Normalde kış şartlarına dayanıklı olmayan bir ırkın, doğal yaşam alanlarında, 60 yıl gibi süre içinde kış mevsiminin bulunduğu coğrafyalara da yayılması bilim insanlarını şaşırtıyor. Bu gelişim bir yerde, soğuk bölgelere uyum sağlamış ırkların da daha ılıman bölgelerde evrilebileceğini gösteriyor. Soğuğa dayanıklılık özelliği çok sayıda gen tarafından ortaya çıkarıldığından, ılıman bölgelerde de Afrika arılarında görülen değişimin meydana gelebileceğini ihtimali bulunuyor.
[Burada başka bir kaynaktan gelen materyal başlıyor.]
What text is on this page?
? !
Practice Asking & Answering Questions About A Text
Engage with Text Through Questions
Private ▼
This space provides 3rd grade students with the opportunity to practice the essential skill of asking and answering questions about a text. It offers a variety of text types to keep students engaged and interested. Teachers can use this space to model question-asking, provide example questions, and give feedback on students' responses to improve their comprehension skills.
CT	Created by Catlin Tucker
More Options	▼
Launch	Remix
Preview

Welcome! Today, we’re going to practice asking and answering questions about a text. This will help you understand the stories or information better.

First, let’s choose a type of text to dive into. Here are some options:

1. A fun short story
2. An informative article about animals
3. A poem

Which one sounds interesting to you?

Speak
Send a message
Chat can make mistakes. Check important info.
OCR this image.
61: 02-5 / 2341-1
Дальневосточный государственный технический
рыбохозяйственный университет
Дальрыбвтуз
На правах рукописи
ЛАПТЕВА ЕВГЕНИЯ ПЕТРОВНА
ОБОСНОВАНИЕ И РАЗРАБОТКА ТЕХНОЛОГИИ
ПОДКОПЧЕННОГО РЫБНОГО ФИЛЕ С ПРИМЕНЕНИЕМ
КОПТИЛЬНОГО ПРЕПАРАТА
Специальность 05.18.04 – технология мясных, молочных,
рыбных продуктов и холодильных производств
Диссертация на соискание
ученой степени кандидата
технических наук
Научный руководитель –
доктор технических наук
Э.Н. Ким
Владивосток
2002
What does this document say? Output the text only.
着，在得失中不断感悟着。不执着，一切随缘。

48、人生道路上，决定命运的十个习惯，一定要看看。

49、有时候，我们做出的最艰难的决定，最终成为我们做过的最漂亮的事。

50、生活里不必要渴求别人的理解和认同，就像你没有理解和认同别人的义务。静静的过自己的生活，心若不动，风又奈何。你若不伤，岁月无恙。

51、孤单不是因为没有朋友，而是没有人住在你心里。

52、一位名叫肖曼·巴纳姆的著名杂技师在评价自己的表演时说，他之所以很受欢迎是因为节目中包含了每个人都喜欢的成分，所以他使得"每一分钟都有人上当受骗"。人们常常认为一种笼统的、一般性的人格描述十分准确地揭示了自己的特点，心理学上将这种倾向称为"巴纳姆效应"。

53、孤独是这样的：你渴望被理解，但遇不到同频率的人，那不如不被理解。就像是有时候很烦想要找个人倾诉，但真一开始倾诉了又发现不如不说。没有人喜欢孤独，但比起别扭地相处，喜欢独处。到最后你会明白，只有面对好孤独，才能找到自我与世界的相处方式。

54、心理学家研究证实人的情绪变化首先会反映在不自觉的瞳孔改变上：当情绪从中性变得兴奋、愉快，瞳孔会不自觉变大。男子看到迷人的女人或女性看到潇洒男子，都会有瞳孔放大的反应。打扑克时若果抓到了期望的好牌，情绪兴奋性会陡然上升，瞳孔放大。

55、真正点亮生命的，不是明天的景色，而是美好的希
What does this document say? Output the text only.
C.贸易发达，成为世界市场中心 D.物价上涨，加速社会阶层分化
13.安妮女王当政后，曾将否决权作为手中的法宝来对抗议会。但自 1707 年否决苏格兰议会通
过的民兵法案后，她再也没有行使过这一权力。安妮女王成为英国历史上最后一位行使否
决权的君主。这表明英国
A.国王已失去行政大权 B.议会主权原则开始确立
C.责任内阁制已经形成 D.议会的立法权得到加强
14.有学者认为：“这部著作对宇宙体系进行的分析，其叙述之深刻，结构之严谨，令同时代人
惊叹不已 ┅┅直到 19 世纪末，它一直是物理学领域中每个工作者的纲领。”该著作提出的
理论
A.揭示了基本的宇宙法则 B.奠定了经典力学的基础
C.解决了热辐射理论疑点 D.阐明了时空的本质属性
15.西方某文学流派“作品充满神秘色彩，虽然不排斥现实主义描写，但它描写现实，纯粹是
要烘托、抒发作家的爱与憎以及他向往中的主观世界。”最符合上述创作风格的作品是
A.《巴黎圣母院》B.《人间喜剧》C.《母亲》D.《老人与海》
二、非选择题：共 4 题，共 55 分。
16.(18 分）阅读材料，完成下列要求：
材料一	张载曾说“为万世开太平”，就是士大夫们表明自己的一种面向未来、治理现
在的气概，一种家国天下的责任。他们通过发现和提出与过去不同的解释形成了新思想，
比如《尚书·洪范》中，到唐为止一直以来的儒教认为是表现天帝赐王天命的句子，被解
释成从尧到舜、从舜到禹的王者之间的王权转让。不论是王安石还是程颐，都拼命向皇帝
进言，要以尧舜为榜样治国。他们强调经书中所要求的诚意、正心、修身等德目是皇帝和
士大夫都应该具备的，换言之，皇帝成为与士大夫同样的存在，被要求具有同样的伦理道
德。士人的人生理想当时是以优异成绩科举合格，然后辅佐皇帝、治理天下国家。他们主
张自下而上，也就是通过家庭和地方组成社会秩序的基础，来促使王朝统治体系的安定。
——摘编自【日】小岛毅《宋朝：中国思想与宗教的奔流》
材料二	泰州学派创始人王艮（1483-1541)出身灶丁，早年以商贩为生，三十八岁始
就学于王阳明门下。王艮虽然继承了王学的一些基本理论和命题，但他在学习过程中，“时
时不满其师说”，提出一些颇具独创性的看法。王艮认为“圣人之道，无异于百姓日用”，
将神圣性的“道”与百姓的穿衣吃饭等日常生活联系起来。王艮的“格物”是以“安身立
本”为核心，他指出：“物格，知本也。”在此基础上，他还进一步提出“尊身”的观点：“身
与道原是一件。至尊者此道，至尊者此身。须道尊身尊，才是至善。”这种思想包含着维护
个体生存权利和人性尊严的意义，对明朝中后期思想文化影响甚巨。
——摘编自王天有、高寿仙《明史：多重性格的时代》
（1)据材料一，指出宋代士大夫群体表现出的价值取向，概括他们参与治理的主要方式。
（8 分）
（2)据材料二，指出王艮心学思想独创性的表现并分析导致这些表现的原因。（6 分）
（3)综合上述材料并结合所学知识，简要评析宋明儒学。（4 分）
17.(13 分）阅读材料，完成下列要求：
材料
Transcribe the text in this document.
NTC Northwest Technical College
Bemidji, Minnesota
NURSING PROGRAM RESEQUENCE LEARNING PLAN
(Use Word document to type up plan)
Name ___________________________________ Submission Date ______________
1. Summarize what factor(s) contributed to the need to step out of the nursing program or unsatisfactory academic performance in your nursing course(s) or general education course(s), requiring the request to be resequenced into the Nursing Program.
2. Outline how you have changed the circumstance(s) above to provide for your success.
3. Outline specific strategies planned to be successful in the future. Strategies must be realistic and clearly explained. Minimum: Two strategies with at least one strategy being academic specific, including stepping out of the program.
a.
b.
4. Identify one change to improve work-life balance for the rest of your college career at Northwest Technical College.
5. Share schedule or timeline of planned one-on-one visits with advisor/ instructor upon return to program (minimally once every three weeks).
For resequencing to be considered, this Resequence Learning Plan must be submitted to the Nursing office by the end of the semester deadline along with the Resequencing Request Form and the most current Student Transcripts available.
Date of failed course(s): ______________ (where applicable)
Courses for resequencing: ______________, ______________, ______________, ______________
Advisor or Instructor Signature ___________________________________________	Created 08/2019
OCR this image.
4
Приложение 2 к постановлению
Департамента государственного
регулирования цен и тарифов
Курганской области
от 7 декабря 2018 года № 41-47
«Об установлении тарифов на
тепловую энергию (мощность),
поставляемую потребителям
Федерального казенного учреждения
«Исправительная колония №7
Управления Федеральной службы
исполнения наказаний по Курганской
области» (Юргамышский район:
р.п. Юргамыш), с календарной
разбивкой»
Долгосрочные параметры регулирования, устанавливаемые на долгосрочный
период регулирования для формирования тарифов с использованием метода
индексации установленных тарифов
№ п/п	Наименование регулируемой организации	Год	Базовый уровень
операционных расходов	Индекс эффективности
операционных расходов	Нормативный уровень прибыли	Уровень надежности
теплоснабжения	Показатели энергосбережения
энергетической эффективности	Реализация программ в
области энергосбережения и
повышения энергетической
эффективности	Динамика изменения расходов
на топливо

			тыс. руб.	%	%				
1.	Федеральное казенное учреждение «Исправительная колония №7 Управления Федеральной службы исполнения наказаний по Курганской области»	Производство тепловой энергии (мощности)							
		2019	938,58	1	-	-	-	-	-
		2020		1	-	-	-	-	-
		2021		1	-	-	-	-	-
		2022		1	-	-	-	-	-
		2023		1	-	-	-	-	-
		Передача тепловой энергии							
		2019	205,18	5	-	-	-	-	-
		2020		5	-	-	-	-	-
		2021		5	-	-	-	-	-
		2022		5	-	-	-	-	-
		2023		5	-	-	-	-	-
Uzmanlar kuzey bölgelerde arı ırklarının en önemli sorununun varroa olduğunu, bu anlamda Afrika ırkı arılardan yararlanılabileceğini belirtiyorlar. Melezleme ve seçim yapmak suretiyle bu amaca ulaşmak mümkün görünüyor. Ancak saldırganlık azaldıkça varroya dayanıklılık da azalıyor.